This is Scientific American — 60-Second Science. I'm Steve Mirsky.
"As you know, asthma is a very prevalent disease in our society now. It wasn't so 50 years ago. And we now realize that the very early life microbes seem to have set you up or not for asthma."
Microbiologist Brett Finlay, from the University of British Columbia. In a study of Canadian infants, his team found "at three months of age, which is a really tiny little kid, there are four microbes, if you had these four microbes you had very very low risk of getting asthma, if you didn't have these microbes you were at very very high risk of asthma."
Finlay spoke February 17th at the annual meeting of the American Association for the Advancement of Science in Boston. Where he also discussed a recent follow up study among kids in rural Ecuador.
"And a big risk factor associated with asthma whether they had potable, clean water. So ironically the kids that got the clean water had higher asthma rates than the kids that had the dirty water. Now that makes sense in terms of microbial acquisition...it makes sense but I must admit I was surprised to see that, you'd think if we clean the water up that's good for the world...this is all part of the big 'hygiene hypothesis'...I say we're suffering from a hygiene hangover, we have cleaned our world up too much, and we're just not getting the microbes that our grandparents got. And as a result that's affecting many, many of the diseases that we experience in our society that we didn't experience a hundred years ago..."

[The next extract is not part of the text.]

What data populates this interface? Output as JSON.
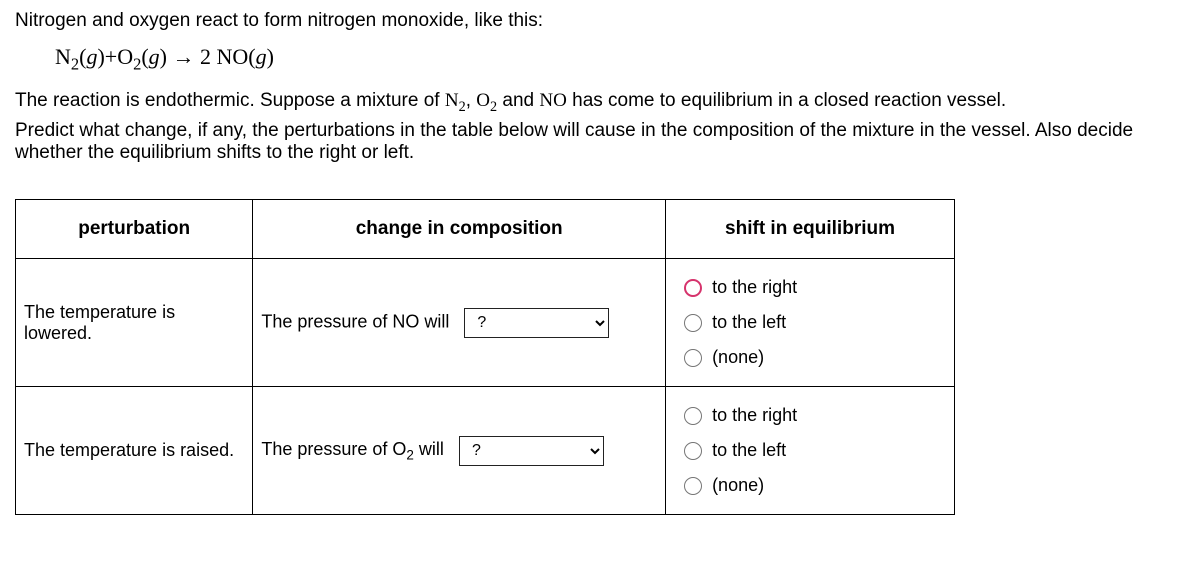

"And one of the things that I'm starting to realize is that maybe these microbes are actually endangered species and you think about your great grandkids, they're gonna have very different microbes than you do and as we urbanize more and more our microbes become less diverse. And anyone that knows ecosystems, that's not good, you want large diversity in rainforests, same as your microbes. So there are people that are bio-banking things, I'm not suggesting that maybe you should biobank your poop now and give it to your great grandkids, I don't know. But...I worry we've gotten too clean and we have to ease off a bit...because we've taken a piece of our evolution right out of our bodies. We've evolved with these microbes all along, and they're just not there anymore and I think we're starting to see the effects in these diseases."
Thanks for listening for Scientific American — 60-Second Science Science. I'm Steve Mirsky.